Eines Tages, kurz vor Beginn der Weihnachtsferien in der ersten Klasse, beschloß ich daher jetzt auch zu den Erwachsenen zu gehören (das beschloß ich zu der Zeit häufiger). Zur Um­setzung des Beschlusses setzte ich mich auf die Fensterbank unseres Wohnzimmers – wegen der Heizung, auf der man seine Füße abstellen konnte und wegen des schönen Aus­blicks auf das Allgäu mein Lieblingsplatz – und las. Während der ersten Seite ließ die Be­geisterung über den neuen Status allerdings langsam nach und wich Ärger: das Buch verhielt sich garnicht so kooperativ wie ich mir das vorgestellt hatte. Ich verstand kaum ein Wort, selbst wenn ich die Buchstaben laut aussprach und aneinanderreihte. Dabei kam ich mir reichlich blöd vor, schließ­lich machten die Erwachsenen das auch nicht.

Blick von Ulm auf die Alpen

Etwas frustriert saß ich da nun – Aufzugeben kam natürlich nicht in Frage, aber Spaß mach­te das so auch keinen. Auf die Rettung stieß ich beim Durchblättern des Buches, das mich so ärgerte: Bilder! Da waren Abbildungen, sogar Tabellen und Fotos von irgendwelchen komi­schen Dingen. Es handelte sich also garnich um ein Buch für Erwachsene – damit war es kein Makel, wenn ich es nicht lesen konnte! Erleichtert legte ich den Band zurück auf den Stapel medizinischer Fachliteratur meines Vaters.

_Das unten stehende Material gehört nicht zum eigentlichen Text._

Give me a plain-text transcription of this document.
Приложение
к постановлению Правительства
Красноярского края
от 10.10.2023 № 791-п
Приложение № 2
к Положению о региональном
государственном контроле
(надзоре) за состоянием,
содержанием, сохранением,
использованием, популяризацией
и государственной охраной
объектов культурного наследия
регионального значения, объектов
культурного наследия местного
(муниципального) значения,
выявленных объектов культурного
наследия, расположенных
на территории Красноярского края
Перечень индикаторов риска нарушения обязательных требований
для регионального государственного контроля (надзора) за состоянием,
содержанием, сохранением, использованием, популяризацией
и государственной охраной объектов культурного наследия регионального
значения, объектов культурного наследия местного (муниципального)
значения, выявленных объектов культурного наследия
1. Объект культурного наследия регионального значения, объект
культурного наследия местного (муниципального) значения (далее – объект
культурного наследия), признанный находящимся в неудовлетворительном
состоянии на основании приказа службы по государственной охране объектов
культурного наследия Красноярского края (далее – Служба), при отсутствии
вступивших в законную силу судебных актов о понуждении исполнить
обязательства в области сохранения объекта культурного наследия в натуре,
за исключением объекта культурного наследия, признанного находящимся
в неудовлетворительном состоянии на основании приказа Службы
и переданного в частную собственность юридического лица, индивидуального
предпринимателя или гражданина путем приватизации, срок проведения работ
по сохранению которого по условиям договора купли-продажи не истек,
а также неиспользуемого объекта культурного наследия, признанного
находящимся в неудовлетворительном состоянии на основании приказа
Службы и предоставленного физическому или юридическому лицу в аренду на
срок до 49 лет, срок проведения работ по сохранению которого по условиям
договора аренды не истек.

Am nächsten Tag setzte ich den Beschluß um, diesmal mit einem richtigen Erwachsenen­buch, ohne Bilder (nur eines auf dem Einband), mit vielen Seiten und – das war das beste – es kamen Indianer vor! Auch hier war das Lesen anfänglich etwas stockend, als die Schule jedoch wieder losging hatte ich das Buch durch. Und das danach. Und steckte mitten in einem weiteren. Ich war ganz klar schon völlig erwachsen.
Im Original vom 21. Oktober 2010. Bild von Pablo d’Angelo, lizensiert unter CC-BY-NC.



Freitag, 19. August 2011

Tag 24 – Ein Buch, von dem niemand gedacht hätte, daß Du es liest/gelesen hast

Aus reiner Langeweile nahm ich in noch recht jungen Jahren einmal die Bibel zur Hand und las. Langatmige Schilderungen geschichtlicher Vorgänge schreck­ten mich ebensowenig wie unerklärliche Wendungen des Plots oder göttliche Ein­griffe, immerhin hatte ich direkt vorher den Schwab verschlungen und mich auch an den Metamorphosen versucht. Vom Alten Tes­tament noch ansatzweise angetan verließ mich jedoch bei der dritten Wiederholung des Evan­geliums der Durchhaltewille und ich über­sprang alles Nachfolgende bis direkt zur Offen­barung, die zumindest wieder etwas frischen Wind (Apokalypse! Hure Babylon! Kampf Gut gegen Böse!) brachte.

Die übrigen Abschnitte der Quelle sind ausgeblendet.